Save each category to a separate file to allow for further exploration if required

In [4]:
for lat, df_lat in latitude_groups:
    df_lat.to_csv(output_path / f"categorised_{lat}.csv", index=False)


Filter the data using the final filtering and then group by latitude category again

In [5]:
df = fill_nans(df)
filtered, postpend = apply_final_filtering(df)
latitude_groups_filtered = filtered.groupby("Latitude category")

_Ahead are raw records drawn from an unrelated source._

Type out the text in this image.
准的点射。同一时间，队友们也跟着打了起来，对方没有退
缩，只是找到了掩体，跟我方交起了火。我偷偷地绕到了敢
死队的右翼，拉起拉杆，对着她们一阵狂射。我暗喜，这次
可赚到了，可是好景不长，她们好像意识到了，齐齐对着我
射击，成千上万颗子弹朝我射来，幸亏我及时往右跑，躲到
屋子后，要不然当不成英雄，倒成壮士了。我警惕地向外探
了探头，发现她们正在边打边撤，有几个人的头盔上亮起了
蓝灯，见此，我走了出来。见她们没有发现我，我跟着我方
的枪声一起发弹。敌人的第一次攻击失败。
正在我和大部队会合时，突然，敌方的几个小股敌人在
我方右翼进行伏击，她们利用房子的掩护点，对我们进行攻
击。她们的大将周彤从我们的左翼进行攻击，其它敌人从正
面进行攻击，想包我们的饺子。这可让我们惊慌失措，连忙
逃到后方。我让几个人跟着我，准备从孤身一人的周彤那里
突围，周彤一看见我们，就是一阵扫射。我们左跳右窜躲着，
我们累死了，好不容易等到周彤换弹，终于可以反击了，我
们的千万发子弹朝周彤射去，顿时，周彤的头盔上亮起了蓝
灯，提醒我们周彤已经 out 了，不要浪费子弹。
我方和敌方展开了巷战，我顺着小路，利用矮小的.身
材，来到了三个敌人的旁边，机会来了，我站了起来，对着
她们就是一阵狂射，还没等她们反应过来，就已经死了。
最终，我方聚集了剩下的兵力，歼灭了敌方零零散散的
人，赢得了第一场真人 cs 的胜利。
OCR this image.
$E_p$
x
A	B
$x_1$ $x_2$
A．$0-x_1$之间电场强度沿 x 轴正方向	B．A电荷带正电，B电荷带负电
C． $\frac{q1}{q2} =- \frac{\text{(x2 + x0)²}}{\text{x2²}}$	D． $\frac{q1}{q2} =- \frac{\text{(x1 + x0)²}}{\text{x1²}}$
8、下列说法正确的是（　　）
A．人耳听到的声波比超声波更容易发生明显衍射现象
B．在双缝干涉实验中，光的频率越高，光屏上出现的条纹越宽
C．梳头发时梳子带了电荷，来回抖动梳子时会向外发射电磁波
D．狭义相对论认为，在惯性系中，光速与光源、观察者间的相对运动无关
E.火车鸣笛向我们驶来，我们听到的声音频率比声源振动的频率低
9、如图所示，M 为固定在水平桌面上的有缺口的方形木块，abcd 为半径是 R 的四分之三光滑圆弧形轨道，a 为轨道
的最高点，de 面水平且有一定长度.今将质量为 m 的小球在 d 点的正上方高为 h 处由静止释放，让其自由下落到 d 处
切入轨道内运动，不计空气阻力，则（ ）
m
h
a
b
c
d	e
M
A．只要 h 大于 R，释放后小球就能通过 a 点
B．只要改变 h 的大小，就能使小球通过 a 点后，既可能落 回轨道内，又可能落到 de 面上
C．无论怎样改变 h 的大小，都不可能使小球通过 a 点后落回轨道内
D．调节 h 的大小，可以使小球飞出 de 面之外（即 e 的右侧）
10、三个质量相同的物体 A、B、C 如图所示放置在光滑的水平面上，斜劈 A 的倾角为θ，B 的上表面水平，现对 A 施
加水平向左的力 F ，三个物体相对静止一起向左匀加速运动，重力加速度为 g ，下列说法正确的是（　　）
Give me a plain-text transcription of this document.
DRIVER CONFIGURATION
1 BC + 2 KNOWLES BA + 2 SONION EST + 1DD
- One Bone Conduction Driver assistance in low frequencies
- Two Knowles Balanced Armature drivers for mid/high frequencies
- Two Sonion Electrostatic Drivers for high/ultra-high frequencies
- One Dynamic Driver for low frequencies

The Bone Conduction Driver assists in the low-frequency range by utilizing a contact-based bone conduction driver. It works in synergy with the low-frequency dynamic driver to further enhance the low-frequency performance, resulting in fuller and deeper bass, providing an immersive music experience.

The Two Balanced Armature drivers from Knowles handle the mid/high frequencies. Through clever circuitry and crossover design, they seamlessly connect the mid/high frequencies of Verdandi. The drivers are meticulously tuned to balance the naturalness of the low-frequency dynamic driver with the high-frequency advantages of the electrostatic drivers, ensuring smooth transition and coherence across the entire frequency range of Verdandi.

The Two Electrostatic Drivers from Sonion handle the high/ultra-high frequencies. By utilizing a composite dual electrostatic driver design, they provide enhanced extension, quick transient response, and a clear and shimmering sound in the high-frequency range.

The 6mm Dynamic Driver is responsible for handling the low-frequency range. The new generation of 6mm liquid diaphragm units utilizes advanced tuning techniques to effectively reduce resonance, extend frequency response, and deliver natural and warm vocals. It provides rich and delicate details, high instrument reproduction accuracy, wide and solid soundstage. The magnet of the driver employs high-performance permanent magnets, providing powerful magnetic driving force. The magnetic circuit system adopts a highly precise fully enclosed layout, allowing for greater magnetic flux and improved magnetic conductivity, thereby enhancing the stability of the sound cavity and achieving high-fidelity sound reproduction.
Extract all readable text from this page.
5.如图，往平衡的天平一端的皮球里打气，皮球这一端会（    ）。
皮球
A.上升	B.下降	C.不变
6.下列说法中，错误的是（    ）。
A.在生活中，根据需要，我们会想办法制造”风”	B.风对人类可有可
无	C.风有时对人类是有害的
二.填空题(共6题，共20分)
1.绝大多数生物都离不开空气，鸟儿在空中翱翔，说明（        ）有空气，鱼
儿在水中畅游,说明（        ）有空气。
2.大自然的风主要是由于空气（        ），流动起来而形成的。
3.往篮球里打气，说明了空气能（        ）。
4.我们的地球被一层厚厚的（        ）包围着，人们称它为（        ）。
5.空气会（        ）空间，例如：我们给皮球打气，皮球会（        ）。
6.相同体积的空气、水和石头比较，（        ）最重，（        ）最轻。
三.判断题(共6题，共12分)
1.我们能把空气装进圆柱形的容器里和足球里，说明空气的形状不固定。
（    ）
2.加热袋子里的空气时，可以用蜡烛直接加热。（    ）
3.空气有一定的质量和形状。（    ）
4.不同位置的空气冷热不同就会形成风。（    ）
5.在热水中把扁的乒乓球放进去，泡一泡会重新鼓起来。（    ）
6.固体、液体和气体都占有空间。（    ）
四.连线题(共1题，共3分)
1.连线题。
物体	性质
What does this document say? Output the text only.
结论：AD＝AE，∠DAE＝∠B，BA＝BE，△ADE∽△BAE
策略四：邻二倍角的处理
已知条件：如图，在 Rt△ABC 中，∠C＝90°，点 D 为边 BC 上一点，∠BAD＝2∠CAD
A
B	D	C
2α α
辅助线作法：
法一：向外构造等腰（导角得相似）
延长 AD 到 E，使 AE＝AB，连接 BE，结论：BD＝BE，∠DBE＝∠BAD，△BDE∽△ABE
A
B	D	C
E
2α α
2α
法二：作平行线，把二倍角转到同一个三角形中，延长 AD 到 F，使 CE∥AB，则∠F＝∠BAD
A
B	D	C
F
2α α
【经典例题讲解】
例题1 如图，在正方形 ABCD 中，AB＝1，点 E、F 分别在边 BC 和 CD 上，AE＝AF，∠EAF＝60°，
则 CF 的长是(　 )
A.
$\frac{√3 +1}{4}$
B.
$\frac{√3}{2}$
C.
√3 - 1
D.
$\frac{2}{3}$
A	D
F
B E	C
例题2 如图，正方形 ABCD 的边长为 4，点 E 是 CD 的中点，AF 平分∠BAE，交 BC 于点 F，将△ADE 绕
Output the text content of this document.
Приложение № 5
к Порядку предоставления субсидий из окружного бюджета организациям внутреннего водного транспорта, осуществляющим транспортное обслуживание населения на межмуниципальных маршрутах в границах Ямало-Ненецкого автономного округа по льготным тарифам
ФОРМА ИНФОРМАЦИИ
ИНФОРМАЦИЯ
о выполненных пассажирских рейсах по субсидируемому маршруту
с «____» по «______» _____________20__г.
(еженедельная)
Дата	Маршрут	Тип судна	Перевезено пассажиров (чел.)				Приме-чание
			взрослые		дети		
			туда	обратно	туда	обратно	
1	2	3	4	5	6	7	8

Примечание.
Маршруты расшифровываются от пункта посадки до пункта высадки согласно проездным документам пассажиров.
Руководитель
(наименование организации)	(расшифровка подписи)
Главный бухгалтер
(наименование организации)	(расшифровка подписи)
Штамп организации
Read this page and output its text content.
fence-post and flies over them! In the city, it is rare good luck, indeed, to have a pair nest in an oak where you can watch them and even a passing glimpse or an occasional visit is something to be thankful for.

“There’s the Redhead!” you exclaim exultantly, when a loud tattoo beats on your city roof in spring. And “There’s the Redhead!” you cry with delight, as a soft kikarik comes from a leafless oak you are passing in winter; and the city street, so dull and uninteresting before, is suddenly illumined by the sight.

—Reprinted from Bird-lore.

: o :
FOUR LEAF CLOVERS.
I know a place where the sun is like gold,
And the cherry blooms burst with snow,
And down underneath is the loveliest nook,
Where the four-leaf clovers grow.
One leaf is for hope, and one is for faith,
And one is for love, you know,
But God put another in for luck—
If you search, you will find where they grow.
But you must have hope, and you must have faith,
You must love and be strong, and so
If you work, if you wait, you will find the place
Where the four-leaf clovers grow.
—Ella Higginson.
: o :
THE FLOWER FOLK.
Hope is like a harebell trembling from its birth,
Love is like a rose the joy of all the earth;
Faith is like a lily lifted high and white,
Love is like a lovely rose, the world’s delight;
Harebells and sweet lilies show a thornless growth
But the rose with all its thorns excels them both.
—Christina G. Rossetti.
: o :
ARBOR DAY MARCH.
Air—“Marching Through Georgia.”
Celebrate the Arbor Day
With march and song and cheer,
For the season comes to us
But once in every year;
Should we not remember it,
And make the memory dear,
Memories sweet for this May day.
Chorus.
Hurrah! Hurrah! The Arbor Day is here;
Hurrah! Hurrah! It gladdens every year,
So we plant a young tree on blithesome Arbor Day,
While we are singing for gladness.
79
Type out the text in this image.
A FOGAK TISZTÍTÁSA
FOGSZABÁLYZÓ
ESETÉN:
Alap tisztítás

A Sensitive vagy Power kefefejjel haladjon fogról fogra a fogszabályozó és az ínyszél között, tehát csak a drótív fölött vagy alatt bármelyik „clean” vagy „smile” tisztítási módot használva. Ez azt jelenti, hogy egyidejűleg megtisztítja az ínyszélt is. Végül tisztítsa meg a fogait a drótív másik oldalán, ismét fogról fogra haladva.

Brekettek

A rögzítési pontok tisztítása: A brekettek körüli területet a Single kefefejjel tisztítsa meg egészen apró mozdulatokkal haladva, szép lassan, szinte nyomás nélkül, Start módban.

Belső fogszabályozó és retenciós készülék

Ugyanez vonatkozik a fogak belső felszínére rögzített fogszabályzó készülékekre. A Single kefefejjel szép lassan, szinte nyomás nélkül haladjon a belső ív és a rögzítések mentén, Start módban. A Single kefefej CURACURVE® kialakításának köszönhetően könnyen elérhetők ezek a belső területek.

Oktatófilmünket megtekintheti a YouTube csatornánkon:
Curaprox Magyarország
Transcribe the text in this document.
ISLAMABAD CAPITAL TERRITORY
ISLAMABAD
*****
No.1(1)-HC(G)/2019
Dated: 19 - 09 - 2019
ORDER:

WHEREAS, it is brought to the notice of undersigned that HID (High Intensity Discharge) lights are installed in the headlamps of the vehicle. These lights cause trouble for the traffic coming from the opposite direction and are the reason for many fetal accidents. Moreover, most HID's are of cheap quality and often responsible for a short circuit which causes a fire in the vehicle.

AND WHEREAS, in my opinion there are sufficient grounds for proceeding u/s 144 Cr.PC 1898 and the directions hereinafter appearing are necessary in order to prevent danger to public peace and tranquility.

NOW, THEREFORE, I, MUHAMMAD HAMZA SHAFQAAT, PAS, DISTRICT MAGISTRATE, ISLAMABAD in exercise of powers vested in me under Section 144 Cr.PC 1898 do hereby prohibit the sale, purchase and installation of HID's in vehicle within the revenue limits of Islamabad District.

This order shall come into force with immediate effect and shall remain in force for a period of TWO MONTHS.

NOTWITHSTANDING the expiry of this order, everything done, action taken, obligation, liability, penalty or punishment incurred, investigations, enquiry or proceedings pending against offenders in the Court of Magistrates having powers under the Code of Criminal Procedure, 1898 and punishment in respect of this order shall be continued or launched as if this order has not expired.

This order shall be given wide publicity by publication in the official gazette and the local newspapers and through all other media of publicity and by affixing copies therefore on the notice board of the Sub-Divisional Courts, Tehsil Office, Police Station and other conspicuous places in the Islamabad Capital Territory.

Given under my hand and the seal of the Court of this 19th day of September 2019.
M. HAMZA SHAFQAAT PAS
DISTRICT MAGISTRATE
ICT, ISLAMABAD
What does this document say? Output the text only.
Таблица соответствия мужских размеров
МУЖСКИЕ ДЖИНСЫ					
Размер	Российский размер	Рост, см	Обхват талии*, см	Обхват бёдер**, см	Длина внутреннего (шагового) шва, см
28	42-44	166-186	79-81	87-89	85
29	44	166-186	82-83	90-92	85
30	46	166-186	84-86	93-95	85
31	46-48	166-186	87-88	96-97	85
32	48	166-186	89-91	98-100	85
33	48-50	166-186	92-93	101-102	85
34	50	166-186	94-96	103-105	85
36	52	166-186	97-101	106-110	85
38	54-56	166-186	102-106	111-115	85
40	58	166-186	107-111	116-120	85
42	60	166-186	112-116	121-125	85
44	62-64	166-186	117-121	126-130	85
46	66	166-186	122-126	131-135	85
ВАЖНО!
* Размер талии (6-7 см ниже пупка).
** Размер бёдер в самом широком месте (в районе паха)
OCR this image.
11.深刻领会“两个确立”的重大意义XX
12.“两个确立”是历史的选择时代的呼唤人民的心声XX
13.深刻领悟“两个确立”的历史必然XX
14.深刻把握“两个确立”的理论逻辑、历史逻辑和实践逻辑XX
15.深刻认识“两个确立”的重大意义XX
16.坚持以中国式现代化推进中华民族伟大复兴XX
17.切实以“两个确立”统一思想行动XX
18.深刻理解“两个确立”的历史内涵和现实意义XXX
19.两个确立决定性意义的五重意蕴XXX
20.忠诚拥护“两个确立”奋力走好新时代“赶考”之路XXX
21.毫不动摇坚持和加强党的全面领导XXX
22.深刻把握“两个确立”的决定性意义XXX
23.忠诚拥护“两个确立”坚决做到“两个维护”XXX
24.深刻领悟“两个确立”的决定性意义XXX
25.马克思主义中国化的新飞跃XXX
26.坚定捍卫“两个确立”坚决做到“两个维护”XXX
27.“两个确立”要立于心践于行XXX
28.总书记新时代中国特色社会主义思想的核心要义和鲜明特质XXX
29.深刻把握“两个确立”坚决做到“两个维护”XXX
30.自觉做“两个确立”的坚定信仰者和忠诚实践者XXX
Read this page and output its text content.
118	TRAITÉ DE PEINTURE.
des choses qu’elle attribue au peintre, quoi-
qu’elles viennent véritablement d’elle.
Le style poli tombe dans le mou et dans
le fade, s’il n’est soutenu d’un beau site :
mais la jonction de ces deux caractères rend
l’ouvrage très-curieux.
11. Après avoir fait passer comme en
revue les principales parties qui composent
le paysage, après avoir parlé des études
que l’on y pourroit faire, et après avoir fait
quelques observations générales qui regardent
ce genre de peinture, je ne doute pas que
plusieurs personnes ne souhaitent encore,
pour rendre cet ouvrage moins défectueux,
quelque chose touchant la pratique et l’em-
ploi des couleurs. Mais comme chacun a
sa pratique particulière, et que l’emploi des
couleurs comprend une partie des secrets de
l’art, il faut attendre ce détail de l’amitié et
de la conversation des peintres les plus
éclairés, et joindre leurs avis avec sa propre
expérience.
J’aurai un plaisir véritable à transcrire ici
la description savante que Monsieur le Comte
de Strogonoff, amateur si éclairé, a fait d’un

2022-07-15 12:33:36.701 | INFO     | utils:filter_mi:43 - Filtering on methane index < 0.4
2022-07-15 12:33:36.704 | INFO     | utils:filter_mi:44 - number of rows pre filter = 5170
2022-07-15 12:33:36.716 | INFO     | utils:filter_mi:46 - number of rows post filter = 5006
2022-07-15 12:33:36.718 | INFO     | utils:filter_gdgtrs:52 - Filtering on GDGTRS < 30
2022-07-15 12:33:36.720 | INFO     | utils:filter_gdgtrs:53 - number of rows pre filter = 5006
2022-07-15 12:33:36.731 | INFO     | utils:filter_gdgtrs:55 - number of rows post filter = 4800
2022-07-15 12:33:36.734 | INFO     | utils:filter_bit_ringstetra:70 - Filtering on BIT > 0.4 and RINGSTETRA < 0.7
2022-07-15 12:33:36.736 | INFO     | utils:filter_bit_ringstetra:73 - number of rows pre filter = 4800
2022-07-15 12:33:36.748 | INFO     | utils:filter_bit_ringstetra:77 - number of rows post filter = 4518


Repeat the same plot but with the filtered data

In [6]:
# plot
temperature_col = "SST Bayspar (°C)"
mode = "markers"
fig = go.Figure()

colors = {
    "low latitude": "red",
    "mid latitude": "orange",
    "transition": "lightblue",
    "high latitude": "blue",
    "upwelling": "purple",
}
for lat, df_lat in latitude_groups_filtered:
    color = colors[lat]
    fig.add_trace(
        go.Scatter(
            x=df_lat["Age (Ma)"],
            y=df_lat[temperature_col],
            mode="markers",
            marker=dict(color=color, symbol="circle"),
            name=lat,
        )
    )
fig.update_layout(
    title_text=f"Sea surface temperature {temperature_col} by category",
    height=800,
    xaxis_title="Age (Ma)",
    yaxis_title="Temperature (C)",
)
fig.show()


Save the latitude categories for the filtered data into separate files for further
exploration if required

In [7]:
for lat, df_lat in latitude_groups_filtered:
    df_lat.to_csv(output_path / f"categorised_{lat}{postpend}.csv", index=False)